The scribe recognizes in Jesus’ answer something that goes beyond correctness. He hears coherence. Love of God and love of neighbor are inseparable because they share the same source. What is striking is not only the content of Jesus’ answer but its totality. Love is not confined to religious devotion or personal sentiment. It extends into relationships, systems, habits, and daily decisions. It disrupts any attempt to compartmentalize faith.
This is where the command becomes difficult. Most people do not resist love in principle; they resist its implications. Loving with all one’s heart, soul, mind, and strength requires a reordering of priorities. It means love cannot be reserved for those who are easy to care about or safe to include. It exposes how often love is shaped by convenience rather than conviction.

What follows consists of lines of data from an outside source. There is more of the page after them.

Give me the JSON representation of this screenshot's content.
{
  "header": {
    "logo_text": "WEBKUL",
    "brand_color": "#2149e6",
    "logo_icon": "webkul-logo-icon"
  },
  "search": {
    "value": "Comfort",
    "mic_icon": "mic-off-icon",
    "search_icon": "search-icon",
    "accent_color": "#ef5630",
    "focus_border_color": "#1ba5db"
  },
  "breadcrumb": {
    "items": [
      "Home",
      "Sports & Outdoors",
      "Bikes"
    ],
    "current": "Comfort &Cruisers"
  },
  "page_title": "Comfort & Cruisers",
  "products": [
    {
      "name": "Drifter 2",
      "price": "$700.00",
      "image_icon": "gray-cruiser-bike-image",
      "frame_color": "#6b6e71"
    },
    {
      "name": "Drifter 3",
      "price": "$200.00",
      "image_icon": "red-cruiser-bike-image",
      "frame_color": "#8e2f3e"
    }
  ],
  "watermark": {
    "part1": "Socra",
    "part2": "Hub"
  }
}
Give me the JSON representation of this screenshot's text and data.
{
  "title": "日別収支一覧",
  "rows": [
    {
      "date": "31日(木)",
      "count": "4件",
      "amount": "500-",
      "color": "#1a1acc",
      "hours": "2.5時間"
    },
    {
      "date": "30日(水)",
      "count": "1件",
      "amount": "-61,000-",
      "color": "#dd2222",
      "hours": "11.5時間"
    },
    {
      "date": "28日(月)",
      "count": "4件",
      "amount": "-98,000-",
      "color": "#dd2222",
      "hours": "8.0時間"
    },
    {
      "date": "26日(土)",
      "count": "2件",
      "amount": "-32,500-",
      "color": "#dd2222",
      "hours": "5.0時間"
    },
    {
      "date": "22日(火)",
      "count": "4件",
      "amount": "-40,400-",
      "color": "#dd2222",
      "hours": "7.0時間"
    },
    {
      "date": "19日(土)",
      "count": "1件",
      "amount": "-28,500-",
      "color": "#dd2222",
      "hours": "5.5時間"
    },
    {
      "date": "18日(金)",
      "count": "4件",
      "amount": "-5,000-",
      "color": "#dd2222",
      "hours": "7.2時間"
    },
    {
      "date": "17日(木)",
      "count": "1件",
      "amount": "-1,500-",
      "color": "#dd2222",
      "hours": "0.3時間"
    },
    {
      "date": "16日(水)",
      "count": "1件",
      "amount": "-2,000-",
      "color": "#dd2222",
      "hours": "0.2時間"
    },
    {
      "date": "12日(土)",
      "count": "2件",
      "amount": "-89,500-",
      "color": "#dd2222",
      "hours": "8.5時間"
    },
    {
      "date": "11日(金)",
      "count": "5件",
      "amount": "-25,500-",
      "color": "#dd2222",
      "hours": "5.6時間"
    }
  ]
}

In the life of the church, this command reveals something we often avoid naming. We organize ourselves in ways that protect comfort, preserve familiarity, and minimize disruption. We call it wisdom or stewardship, but often it is fear. When taken seriously, love asks different questions. Who is not here? Who is not being considered? Who is being asked to adjust to belong?
Application:
Identify one space in your life today where you control who belongs (a conversation, group, decision, or relationship). Make a concrete change that creates room for someone else to be included, heard, or considered.
Writing Prompt:
Where have you quietly defined who counts as your “neighbor,” and what would change if that definition expanded beyond your comfort zone?
Prayer:
God of relentless love, you do not divide what you have made whole. Teach us to love without holding back and to recognize where we have made love smaller than you intended. Amen.